物議の芸術家バンクシーがパレスチナでホテル開業 売りは「最悪の眺め」

    エルトン・ジョンがオープンを祝った。

    正体を隠して活動する人気アーティスト「バンクシー」。暴力、移民、LGBT、監視社会などをテーマに「壁に落書き」した社会風刺アートは物議を醸してきた。

    2015年、イギリスで期間限定の遊園地 「ディズマランド(Dismaland)」(憂鬱の国)を開いている。ディズマル(dismal)は「憂鬱」という意味の英語で、夢の国「ディズニーランド」を皮肉った。崩れ落ちそうな城、転倒した馬車と投げ出されるドレス姿の女性、うつむいた移民を乗せた船——。そのアートは大きな話題を呼んだ。

    そのバンクシーが3月、ホテルをオープンする。場所はヨルダン川西岸のベツレヘムで、イスラエルが建設した壁に面する。パレスチナ自治区とユダヤ人入植地を隔てる壁だ。

    売りは「世界で最低の眺め」。分断の壁が一望できる。

    壁に囲まれたという意味の「ザ・ウォールド・オフ・ホテル」。ホテル脇に立つベルボーイはチンパンジーだ。

    枕元。イスラエル兵とパレスチナの青年が、枕を投げて争う。

    火炎瓶のように花束を投げる男性。バンクシーの有名な落書きだ。花束は実物の花瓶に入っている。

    時計の中をネズミたちが一生懸命に駆ける。回し車のように。ロンドン、ニューヨーク、エルサレムの時間を示している。

    催涙ガスが出ているので、胸像はフェイスマスクをしなくてはならない。ロビーに飾られている。
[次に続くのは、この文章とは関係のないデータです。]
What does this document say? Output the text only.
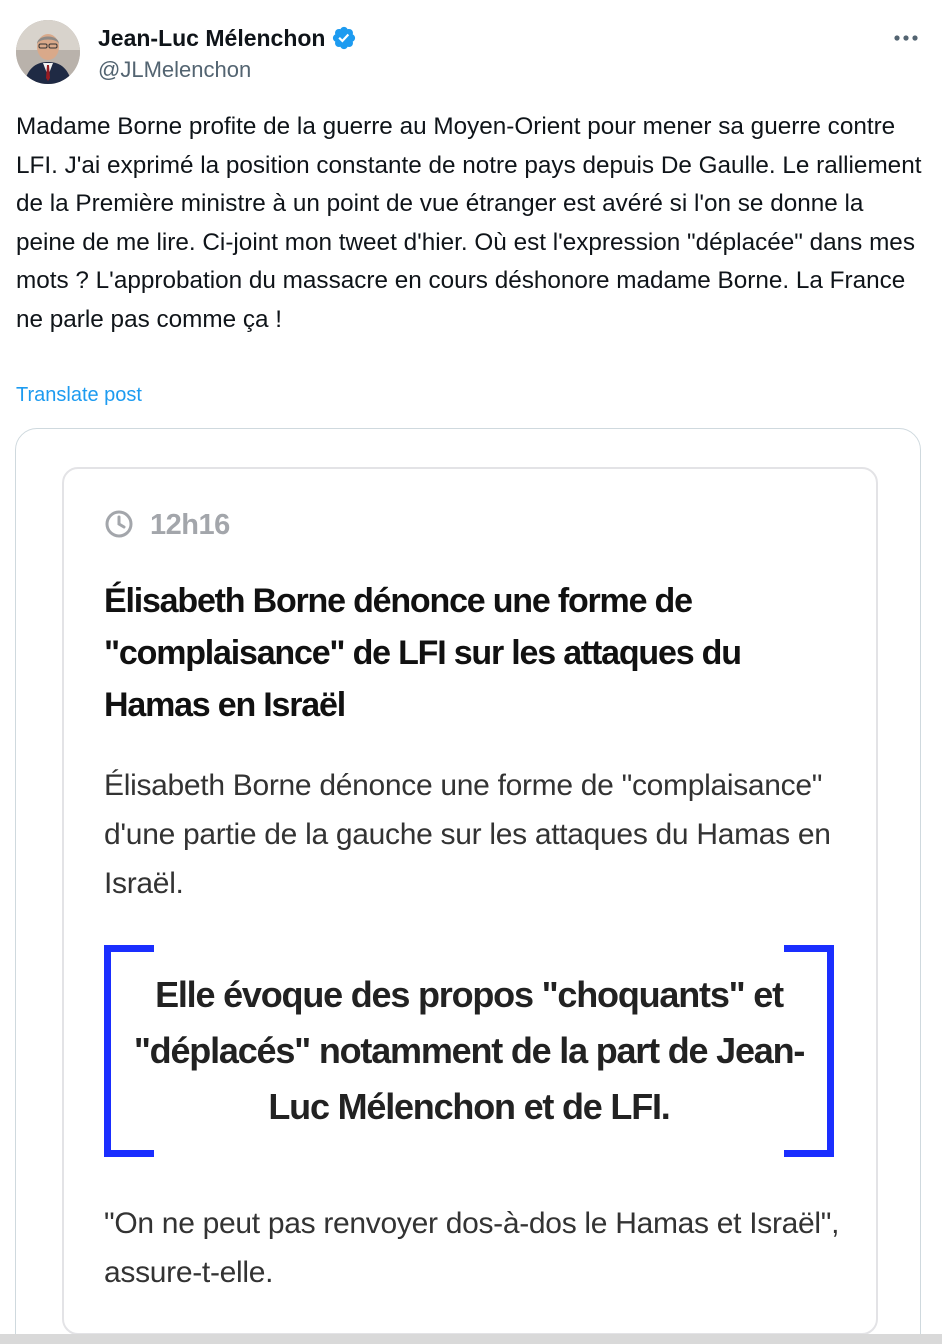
Jean-Luc Mélenchon
@JLMelenchon

Madame Borne profite de la guerre au Moyen-Orient pour mener sa guerre contre LFI. J'ai exprimé la position constante de notre pays depuis De Gaulle. Le ralliement de la Première ministre à un point de vue étranger est avéré si l'on se donne la peine de me lire. Ci-joint mon tweet d'hier. Où est l'expression "déplacée" dans mes mots ? L'approbation du massacre en cours déshonore madame Borne. La France ne parle pas comme ça !

Translate post
12h16

Élisabeth Borne dénonce une forme de "complaisance" de LFI sur les attaques du Hamas en Israël

Élisabeth Borne dénonce une forme de "complaisance" d'une partie de la gauche sur les attaques du Hamas en Israël.

Elle évoque des propos "choquants" et "déplacés" notamment de la part de Jean-Luc Mélenchon et de LFI.

"On ne peut pas renvoyer dos-à-dos le Hamas et Israël", assure-t-elle.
    戦闘機が飛ぶ壁。イエス・キリストの額には、スナイパーが狙う光が当たる。

    監視カメラが突き出る壁。仕留めた獲物の首を飾るかのよう。その下に並ぶのはパチンコやハンマーで、パレスチナの活動家が抗議活動のときによく使う道具だ。

    ホテルの鍵が付いているのは、イスラエルとの分断の壁。断面を模している。

    二つの金魚鉢。二匹の金魚はお互いに触れたくても、届かない。

    堂々としたエルクは鉄格子に囲われている。

    バンクシーの絵。母親と子ども2人がブルドーザーに追われて、逃げる。

    CNNの速報が流れ、残骸を拾う女性が映る。画面は割れている。フレームに飾られた絵だ。

    ピアノの上に、落下する天使たち。飛行機の酸素マスクで息をしている。

    子羊と天敵が並ぶ絵。ダイニングテーブルの上に架かる。

    エレベーターは、コンクリートでふさがれている。「申し訳ありません。使用不可です」と札。

    ホテル(写真左奥)脇のコンクリート壁。自由の女神が泣いている。

    ホテルは全9室。3月11日、公式に開く。予約はこのページで(日本時間午後6時オープン)。

    4日のオープニングパーティーではエルトン・ジョンが動画メッセージで祝した。「素晴らしいアイデアだ。愛と平和を」

    この記事は英語から翻訳・編集しました。